Every year, World Braille Day reminds us of the importance of accessibility and freedom for those who are blind or visually impaired.

Around 36 million people around the world are blind. The number of people diagnosed with blindness is expected to rise to 115 million by 2050, according to 115 million. Many people who are blind or have severe vision impairments face a variety of challenges in life. Managing new environments, using a notebook, handling money, and arranging clothing are all examples of these challenges.

Blind people have learned how to cope with many of these situations. In today's world, advanced technology and voice activation make a blind person's life much more manageable. However, one invention, in particular, has helped thousands of blind people. Braille is a form of braille, and it was first invented almost 200 years ago. Braille gives blind people the ability to read and even write letters. The system is based on raised dots that form letters and words that are read by touch.

Louis braille

In 1824, Louis Braille invented the raised dots reading device. Louis will lose his sight after an accident in his father's harness store at the age of three, born on January 4, 1809 in France. He would later attend the National Institute for Blind Children in Paris. When he reaches the age of ten, he will meet Charles Barbier, a captain in Napolean's army, and his passion for music will benefit him. Night Writing was the captain's lesson to the students about a communication code that used dots. Louis Braille invented a 6 dot fingertip reading device when he was only 15 years old, combining his love of music and the inception of code exchange.

Louis died in 1852, two years before France's Royal Institute for the Blind Youth introduced a braille curriculum. By 1916, American schools were teaching braille to their blind students.

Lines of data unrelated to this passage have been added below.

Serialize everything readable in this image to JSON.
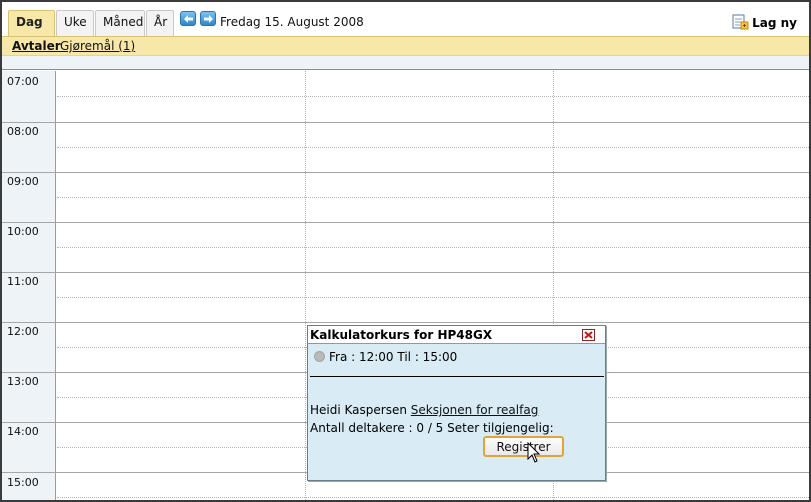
{
  "tabs": [
    {
      "label": "Dag",
      "active": true
    },
    {
      "label": "Uke",
      "active": false
    },
    {
      "label": "Måned",
      "active": false
    },
    {
      "label": "År",
      "active": false
    }
  ],
  "nav": {
    "prev_icon": "arrow-left-icon",
    "next_icon": "arrow-right-icon"
  },
  "current_date": "Fredag 15. August 2008",
  "new_button": {
    "label": "Lag ny",
    "icon": "new-entry-icon"
  },
  "subtabs": [
    {
      "label": "Avtaler",
      "active": true
    },
    {
      "label": "Gjøremål (1)",
      "active": false
    }
  ],
  "hours": [
    "07:00",
    "08:00",
    "09:00",
    "10:00",
    "11:00",
    "12:00",
    "13:00",
    "14:00",
    "15:00"
  ],
  "popup": {
    "title": "Kalkulatorkurs for HP48GX",
    "time_text": "Fra : 12:00 Til : 15:00",
    "owner_name": "Heidi Kaspersen",
    "owner_link": "Seksjonen for realfag",
    "participants_text": "Antall deltakere : 0 / 5 Seter tilgjengelig:",
    "register_label": "Registrer"
  },
  "colors": {
    "accent": "#f7e7a8",
    "popup_bg": "#d9ebf4",
    "time_col_bg": "#eef3f7",
    "button_border": "#e2a43a"
  }
}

How to celebrate #worldbrailleday

Around the world, organisations from around the world host events to raise money for braille and other common modes of communication. To participate: To participate: To participate: To participate: You must register:

  • Attention to ATMs, elevators, calculators, symbols, and other braille-containing braille
  • Learn more about Louis Braille and the braille's past
  • Helen Keller, Ray Charles, Stevie Wonder, and Andrea Bocelli are among the many blind or visually impaired people who are blind or visually impaired, including Helen Keller, Ray Charles, Stevie Wonder, and Andrea Bocelli
  • If you know of someone who is blind, ask how braille has been of benefit to them
  • Share your story. Be an inspiration to others

#WorldBrailleDay is a hashtag that will be shared on social media, no matter how you participate.

History of the world braille day has influenced history

The World Blind Union and its partner organisations commemorated the 200th anniversary of Louis Braille's birth in 2009. The celebrations in the United States developed into World Braille Day. The UN General Assembly decided to make it a formal event by naming January 4th as World Braille Day in 2018. Louis Braille's birthday, January 4th, is commemorated. In 2019, the United Nations commemorated the first official World Braille Day.